On Cuba, she thinks it’s “just time” to restore diplomatic relations. But she favors a gradual lifting of sanctions on Cuba. “I don’t think they should be lifted immediately,” she said.

There is some momentum in Congress, however, to lift the trade embargo.

Sen. Amy Klobuchar, D-Minn., backs a bipartisan bill in the Senate to lift the embargo, which she said must be done for the U.S. to avoid losing investment opportunities that will come with loosening of travel restrictions to the island.
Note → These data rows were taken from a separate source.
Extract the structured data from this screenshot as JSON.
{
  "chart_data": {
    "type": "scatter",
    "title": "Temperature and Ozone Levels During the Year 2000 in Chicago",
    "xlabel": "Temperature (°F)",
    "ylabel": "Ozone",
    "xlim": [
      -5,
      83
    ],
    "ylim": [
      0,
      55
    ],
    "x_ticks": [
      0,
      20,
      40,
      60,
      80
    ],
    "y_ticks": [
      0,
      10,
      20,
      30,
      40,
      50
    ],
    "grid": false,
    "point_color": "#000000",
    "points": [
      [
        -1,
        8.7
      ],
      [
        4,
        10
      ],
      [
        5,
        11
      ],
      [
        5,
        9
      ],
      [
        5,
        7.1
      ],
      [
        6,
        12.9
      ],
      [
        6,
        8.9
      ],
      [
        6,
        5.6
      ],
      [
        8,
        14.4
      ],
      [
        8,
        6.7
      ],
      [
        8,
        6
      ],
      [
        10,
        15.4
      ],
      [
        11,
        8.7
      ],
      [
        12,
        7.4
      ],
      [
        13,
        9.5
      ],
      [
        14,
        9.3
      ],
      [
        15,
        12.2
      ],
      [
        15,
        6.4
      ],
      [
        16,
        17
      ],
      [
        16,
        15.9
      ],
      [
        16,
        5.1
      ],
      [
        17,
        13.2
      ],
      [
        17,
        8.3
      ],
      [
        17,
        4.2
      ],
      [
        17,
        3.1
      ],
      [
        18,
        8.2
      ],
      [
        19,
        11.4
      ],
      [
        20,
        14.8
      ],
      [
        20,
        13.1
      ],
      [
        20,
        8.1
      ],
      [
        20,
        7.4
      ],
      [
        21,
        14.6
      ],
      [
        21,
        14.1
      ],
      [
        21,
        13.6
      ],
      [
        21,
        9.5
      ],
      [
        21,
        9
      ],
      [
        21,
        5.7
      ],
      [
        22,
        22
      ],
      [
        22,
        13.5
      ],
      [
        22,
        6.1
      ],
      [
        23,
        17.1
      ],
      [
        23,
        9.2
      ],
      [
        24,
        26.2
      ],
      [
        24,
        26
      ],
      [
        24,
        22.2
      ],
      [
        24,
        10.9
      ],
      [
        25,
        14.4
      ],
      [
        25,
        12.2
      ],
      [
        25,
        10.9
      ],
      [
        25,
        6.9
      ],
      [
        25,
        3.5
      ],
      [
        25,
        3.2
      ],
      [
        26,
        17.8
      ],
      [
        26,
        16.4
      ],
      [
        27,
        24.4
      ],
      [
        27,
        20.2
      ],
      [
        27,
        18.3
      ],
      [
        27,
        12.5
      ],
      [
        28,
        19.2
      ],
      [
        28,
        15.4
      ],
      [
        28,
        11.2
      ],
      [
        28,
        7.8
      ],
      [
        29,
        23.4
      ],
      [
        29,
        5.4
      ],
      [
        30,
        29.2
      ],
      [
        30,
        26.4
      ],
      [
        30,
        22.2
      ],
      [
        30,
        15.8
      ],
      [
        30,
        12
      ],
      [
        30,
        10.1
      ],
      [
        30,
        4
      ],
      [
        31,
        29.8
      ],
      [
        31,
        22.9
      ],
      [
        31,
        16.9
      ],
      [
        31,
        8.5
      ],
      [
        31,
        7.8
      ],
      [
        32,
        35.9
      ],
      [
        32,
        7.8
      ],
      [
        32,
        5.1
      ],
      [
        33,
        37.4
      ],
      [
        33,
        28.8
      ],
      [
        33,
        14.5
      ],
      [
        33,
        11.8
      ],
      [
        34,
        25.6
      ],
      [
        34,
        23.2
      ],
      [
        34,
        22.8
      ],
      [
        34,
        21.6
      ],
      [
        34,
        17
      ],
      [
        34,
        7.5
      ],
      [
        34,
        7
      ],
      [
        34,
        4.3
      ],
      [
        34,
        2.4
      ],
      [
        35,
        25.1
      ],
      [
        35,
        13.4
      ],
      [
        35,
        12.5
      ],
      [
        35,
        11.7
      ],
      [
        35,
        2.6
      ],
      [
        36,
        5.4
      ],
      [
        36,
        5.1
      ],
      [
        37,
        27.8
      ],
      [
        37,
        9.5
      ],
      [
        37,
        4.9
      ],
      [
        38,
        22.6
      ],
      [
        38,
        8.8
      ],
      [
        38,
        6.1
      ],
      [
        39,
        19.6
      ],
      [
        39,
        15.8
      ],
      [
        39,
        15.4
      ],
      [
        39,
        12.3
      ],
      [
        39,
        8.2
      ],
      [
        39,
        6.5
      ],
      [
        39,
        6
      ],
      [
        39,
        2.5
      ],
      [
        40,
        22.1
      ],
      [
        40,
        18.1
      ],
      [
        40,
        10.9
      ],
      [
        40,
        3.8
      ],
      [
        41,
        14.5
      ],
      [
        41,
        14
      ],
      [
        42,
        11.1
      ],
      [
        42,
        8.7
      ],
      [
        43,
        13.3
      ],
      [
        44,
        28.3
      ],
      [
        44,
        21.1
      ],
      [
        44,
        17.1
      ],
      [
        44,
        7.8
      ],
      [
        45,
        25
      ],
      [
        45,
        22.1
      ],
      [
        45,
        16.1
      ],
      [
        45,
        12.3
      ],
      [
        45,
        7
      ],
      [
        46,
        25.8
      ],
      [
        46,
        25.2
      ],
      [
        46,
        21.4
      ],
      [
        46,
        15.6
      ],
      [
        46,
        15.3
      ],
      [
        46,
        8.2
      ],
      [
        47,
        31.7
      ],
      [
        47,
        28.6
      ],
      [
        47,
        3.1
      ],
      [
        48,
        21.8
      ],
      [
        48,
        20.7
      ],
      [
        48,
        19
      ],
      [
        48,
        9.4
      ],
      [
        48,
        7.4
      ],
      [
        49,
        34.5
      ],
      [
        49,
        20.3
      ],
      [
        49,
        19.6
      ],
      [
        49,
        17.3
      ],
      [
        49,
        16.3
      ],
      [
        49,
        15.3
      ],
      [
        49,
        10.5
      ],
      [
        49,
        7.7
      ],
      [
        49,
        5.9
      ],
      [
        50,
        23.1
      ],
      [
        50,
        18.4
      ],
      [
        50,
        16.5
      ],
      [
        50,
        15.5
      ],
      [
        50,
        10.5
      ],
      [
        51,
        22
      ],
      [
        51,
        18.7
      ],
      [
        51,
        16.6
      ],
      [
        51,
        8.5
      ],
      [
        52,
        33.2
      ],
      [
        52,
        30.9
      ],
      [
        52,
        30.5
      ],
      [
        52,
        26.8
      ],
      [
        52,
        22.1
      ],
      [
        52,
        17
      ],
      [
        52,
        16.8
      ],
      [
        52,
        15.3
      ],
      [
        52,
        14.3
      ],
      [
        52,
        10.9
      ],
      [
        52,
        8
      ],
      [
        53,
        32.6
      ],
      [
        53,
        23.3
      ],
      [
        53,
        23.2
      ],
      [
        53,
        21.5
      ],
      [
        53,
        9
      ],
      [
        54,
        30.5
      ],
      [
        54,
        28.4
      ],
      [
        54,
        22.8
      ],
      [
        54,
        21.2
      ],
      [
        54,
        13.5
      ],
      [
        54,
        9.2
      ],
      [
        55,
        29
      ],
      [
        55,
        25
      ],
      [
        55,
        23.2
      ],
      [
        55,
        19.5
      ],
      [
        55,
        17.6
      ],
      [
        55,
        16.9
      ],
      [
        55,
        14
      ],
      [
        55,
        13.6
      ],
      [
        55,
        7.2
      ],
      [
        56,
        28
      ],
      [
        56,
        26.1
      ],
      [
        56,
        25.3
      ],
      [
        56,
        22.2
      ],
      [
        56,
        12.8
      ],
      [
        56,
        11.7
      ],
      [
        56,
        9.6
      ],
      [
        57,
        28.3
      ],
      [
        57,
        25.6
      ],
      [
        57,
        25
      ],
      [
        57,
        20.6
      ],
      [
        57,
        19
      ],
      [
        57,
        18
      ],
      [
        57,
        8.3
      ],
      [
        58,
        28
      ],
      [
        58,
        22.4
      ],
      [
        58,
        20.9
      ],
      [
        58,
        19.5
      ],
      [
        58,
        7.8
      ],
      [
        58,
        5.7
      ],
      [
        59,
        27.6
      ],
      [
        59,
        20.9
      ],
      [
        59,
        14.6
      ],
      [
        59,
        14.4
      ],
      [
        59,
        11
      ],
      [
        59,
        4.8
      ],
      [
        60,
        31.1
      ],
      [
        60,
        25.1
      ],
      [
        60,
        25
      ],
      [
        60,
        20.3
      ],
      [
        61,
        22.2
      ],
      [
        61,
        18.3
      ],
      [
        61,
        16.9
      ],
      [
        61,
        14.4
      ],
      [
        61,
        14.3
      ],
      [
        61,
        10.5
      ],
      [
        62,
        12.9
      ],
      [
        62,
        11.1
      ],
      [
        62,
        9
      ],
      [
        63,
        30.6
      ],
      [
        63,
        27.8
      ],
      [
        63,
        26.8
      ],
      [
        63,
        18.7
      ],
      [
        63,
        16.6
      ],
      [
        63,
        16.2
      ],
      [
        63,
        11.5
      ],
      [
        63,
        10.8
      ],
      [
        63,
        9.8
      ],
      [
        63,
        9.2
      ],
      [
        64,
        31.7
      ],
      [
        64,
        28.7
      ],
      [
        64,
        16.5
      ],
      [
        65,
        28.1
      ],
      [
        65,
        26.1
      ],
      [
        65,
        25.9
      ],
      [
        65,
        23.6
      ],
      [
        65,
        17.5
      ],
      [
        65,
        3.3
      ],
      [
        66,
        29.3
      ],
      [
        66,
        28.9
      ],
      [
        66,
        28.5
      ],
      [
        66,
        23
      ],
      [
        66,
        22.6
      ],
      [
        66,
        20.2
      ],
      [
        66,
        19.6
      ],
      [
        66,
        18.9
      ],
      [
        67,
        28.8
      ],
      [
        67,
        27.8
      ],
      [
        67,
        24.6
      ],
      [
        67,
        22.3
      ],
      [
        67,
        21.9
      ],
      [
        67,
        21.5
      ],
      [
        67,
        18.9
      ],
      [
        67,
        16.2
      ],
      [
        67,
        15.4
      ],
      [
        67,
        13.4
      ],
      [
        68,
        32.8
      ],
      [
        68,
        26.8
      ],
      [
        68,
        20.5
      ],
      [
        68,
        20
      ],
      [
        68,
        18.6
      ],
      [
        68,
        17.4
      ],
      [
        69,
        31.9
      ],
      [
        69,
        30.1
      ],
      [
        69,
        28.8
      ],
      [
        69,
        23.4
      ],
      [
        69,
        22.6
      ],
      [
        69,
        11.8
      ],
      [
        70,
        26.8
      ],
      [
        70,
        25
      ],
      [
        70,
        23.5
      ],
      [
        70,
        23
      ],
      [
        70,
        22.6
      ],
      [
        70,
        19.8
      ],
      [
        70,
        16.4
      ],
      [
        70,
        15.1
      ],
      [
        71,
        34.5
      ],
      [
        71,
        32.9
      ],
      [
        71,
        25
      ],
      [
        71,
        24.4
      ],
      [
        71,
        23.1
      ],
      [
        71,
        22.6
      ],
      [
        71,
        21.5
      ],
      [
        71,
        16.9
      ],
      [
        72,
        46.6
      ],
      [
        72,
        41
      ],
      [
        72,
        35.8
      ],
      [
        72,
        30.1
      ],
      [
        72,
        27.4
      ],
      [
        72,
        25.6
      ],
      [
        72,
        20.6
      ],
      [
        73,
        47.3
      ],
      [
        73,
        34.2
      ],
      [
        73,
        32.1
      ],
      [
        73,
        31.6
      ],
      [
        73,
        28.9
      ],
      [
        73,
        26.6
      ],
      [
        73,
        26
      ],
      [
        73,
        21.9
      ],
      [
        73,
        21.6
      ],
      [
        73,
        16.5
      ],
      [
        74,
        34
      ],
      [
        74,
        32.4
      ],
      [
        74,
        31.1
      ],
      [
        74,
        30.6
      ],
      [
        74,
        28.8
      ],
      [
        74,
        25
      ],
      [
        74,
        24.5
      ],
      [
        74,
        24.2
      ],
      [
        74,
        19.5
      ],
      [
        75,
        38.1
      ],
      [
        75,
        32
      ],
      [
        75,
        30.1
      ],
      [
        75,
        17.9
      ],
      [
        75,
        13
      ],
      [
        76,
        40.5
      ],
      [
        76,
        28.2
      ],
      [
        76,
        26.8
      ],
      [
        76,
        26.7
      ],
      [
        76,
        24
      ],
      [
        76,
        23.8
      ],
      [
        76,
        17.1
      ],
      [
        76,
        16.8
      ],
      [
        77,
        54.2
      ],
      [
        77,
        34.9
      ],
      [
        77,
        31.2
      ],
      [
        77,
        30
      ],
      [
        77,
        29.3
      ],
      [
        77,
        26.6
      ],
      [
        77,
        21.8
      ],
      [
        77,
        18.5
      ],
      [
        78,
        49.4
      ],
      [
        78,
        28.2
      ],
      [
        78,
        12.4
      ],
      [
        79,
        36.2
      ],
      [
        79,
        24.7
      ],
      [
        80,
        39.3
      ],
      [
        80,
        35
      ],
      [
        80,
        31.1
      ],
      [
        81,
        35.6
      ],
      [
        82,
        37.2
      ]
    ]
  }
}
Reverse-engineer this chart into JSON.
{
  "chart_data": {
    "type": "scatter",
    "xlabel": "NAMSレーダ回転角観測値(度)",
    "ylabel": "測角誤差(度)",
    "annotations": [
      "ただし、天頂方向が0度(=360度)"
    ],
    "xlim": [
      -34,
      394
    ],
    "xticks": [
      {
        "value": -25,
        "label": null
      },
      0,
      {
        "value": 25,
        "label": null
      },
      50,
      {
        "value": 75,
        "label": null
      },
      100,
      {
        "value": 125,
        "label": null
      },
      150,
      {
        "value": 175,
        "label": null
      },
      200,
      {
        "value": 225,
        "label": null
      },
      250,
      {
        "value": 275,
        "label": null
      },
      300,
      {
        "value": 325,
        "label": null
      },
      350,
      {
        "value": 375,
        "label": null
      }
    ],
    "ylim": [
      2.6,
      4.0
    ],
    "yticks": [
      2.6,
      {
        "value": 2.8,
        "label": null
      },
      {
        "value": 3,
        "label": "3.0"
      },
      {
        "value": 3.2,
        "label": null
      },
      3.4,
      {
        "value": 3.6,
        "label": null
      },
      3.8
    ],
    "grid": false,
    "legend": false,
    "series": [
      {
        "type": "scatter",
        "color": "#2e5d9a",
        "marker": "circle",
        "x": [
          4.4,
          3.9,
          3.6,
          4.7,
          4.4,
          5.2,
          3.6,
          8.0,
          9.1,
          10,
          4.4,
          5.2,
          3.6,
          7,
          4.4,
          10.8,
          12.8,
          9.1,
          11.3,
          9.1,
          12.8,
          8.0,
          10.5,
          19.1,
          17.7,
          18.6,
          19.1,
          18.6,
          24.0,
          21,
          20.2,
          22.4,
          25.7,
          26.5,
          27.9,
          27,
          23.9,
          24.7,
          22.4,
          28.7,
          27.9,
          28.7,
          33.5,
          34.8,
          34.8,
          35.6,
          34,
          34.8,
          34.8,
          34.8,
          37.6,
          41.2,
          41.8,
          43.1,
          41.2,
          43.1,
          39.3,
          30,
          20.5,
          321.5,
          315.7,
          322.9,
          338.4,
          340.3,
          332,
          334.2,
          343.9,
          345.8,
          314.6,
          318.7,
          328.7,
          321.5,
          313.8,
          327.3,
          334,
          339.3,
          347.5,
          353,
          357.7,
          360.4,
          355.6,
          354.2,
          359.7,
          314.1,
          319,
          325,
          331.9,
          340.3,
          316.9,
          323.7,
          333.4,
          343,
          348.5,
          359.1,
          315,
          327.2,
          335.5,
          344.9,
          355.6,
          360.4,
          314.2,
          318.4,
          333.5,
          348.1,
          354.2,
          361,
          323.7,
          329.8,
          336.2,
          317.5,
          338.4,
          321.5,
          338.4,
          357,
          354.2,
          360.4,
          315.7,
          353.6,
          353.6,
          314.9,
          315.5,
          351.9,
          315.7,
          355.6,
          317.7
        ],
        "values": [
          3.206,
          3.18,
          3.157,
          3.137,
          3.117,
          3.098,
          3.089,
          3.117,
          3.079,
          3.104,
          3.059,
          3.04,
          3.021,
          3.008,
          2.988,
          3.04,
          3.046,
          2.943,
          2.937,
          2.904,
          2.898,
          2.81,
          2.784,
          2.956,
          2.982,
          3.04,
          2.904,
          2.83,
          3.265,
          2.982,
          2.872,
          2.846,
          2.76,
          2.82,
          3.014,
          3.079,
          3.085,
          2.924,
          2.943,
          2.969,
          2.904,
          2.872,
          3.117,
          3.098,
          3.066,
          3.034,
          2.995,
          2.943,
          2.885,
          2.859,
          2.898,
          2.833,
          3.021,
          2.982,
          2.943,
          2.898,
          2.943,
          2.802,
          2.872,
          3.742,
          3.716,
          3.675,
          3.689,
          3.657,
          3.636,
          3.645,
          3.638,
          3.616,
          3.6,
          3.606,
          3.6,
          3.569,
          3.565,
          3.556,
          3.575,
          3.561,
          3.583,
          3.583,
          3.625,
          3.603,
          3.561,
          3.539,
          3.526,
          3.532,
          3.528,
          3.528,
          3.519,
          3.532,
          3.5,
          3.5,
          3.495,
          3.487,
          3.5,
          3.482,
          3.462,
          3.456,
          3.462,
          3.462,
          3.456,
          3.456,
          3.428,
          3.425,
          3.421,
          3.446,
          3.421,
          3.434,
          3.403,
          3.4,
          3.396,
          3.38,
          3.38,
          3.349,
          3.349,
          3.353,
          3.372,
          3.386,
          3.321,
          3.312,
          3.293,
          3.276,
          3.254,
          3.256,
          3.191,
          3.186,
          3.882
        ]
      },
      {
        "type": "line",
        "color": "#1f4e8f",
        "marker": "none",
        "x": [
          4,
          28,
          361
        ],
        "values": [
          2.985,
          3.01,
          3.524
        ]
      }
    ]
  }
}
“Once millions of American tourists are going, they will need places to stay and they will need food to eat. … So when they come, they are going to be starting to sleep in Spanish hotels and eat German foods because those countries will be able to supply what they need in the tourism industry, not to mention the computers and Wi-Fi and everything else,” Klobuchar said in an interview.

She predicted the legislation, which has 20 co-sponsors so far, would pass, although maybe not this year. “I know there are some people who have long been opposed to this,” she said.

Democratic Sen. Bob Menendez of New Jersey thinks the Obama administration’s work to restore relations is an attempt to validate the Castro regime’s “brutal behavior.”

“I remain deeply concerned with ongoing human rights violations in Cuba,” Menendez said Monday. “There have been over 2,800 political arrests on the island this year alone.”

The AP-GfK Poll of 1,004 adults was conducted online July 9 to July 13, using a sample drawn from GfK’s probability-based KnowledgePanel, which is designed to be representative of the U.S. population. The margin of sampling error for all respondents is plus or minus 3.4 percentage points. Respondents were first selected randomly using phone or mail survey methods, and later interviewed online. People selected for KnowledgePanel who didn’t otherwise have access to the Internet were provided access at no cost to them.